To underscore her point, Ms. Harrison cites a letter that was sent out in an earlier iteration of this project, which was received and opened by a Canadian soldier just hours before he was killed in action, a story relayed to the project by one of his comrades.

“What did it do for that man to know there was somebody home safe that cared about him? For a stranger to tell him that they loved him, wanted him home safe, and we all want them home?” Ms. Harrison ponders. “We might not agree with the conflict, but we have to support our military wherever they are.”

Despite this holiday season’s massive outpouring of messages, it almost reached a significant stumbling block at the eleventh hour with Ms. Harrison being told by Canada Post they could not pick up the dozens of boxes she had wrapped, prepared, and had ready to pick up in the lobby of her apartment building. Some last minute intervention from the office her local MP, however, straightened out the situation and they were duly picked up by a postal worker who was very enthusiastic about the project.

“I was so upset,” says Ms. Harrison of the word she received from Canada Post just minutes before they were to arrive at her apartment. “I thought of all the people who have sent love and compassion and were so proud of our military. For them not to receive these cards would break the hearts of all these children, knowing how much time they spent, and they didn’t get them. We had people sending cards out there who have their own sons and daughters embarked overseas for Christmas and for these cards not to go out would be just heartbreaking.

“I was not going to stand for this, so I called [my MP] and they said they would take action. About 10 minutes later I got a call from Canada Post saying they would take the boxes.”

In the meantime, she contacted the Royal Canadian Legion who offered a Plan B: Ontario Command delivering the letters themselves to CFB Borden.

But, everything ultimately fell into place. En route in the back of the Canada Post van were thousands of messages from all walks of life.

“The kids were telling the soldiers about where they live, their schools, some took ballet lessons and asked if their daughters did too,” says Ms. Harrison. “Our six year old granddaughter and I were doing a card and she asked me what she should write. She has been doing them since she was three and she was scribbling for the first few, but she knew words this year. She wrote her name and all of a sudden she put her fingers down on the card and traced them. She said, ‘this means peace.’”
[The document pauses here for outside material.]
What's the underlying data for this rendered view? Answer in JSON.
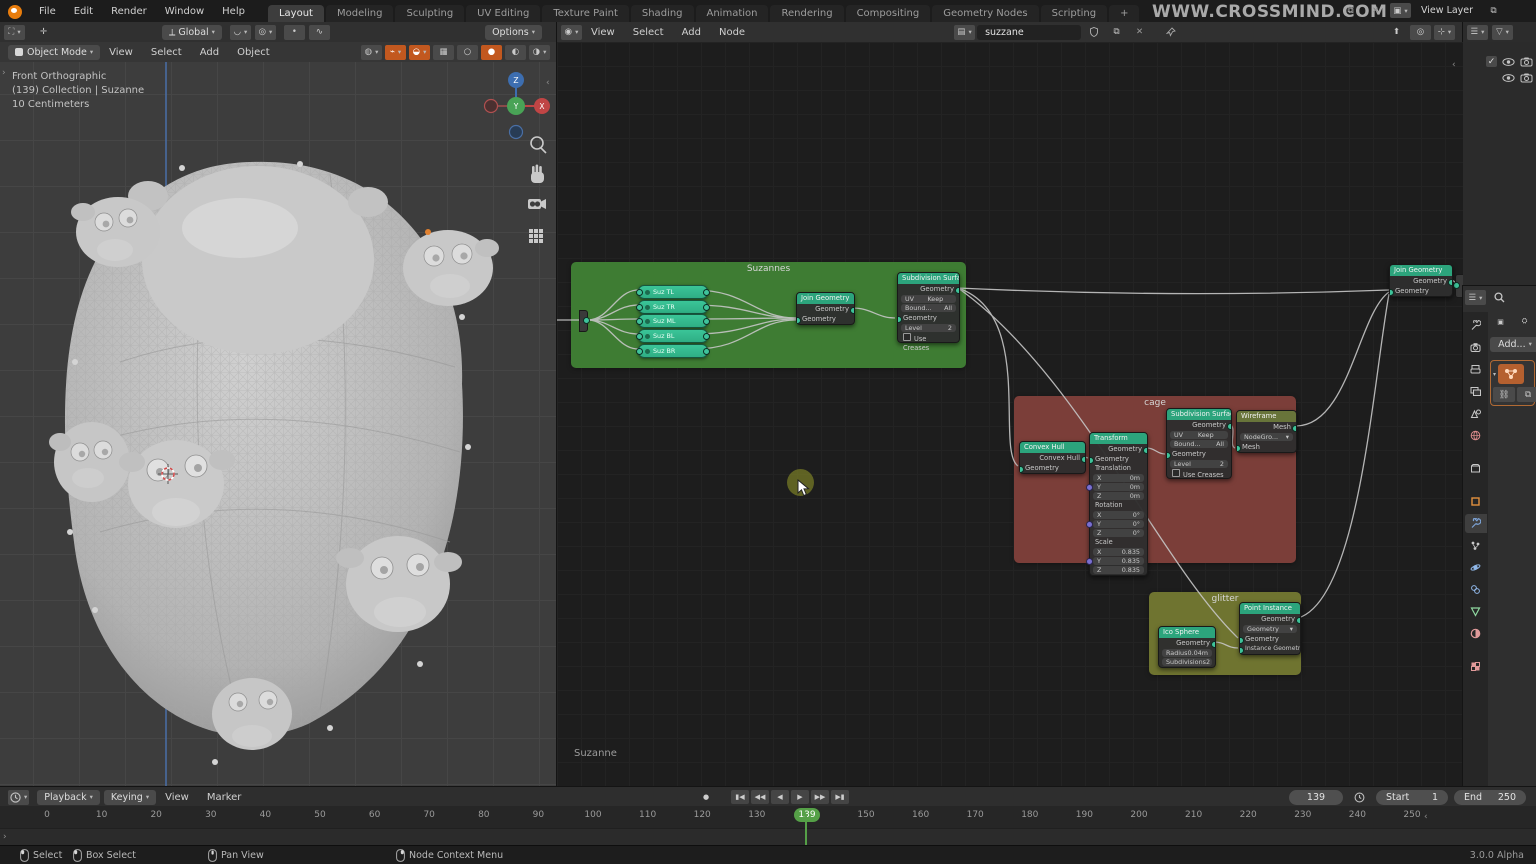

Since the cards went out on the next leg of their journey, those who contributed to the campaign report responses back from soldiers based in Afghanistan, Iraq, and Poland.

“I hope every soldier knows that it is not just words that people have put on these cards, but it is love, compassion and pride,” says Ms. Harrison. “We’re so proud of them and they are sacrificing so much. I want to thank [everyone who wrote] from the bottom of my heart. We just put it out [in the media] and people picked this up. People I didn’t even know were putting it on Facebook and forwarding and forwarding it. They opened their hearts. They are showing the soldiers they are not forgotten and I think we should be able to do this all year round.

“Thank you to the parents and teachers who sat down with these children and being such role models to their communities, the veterans. It is endless the number of people to thank.”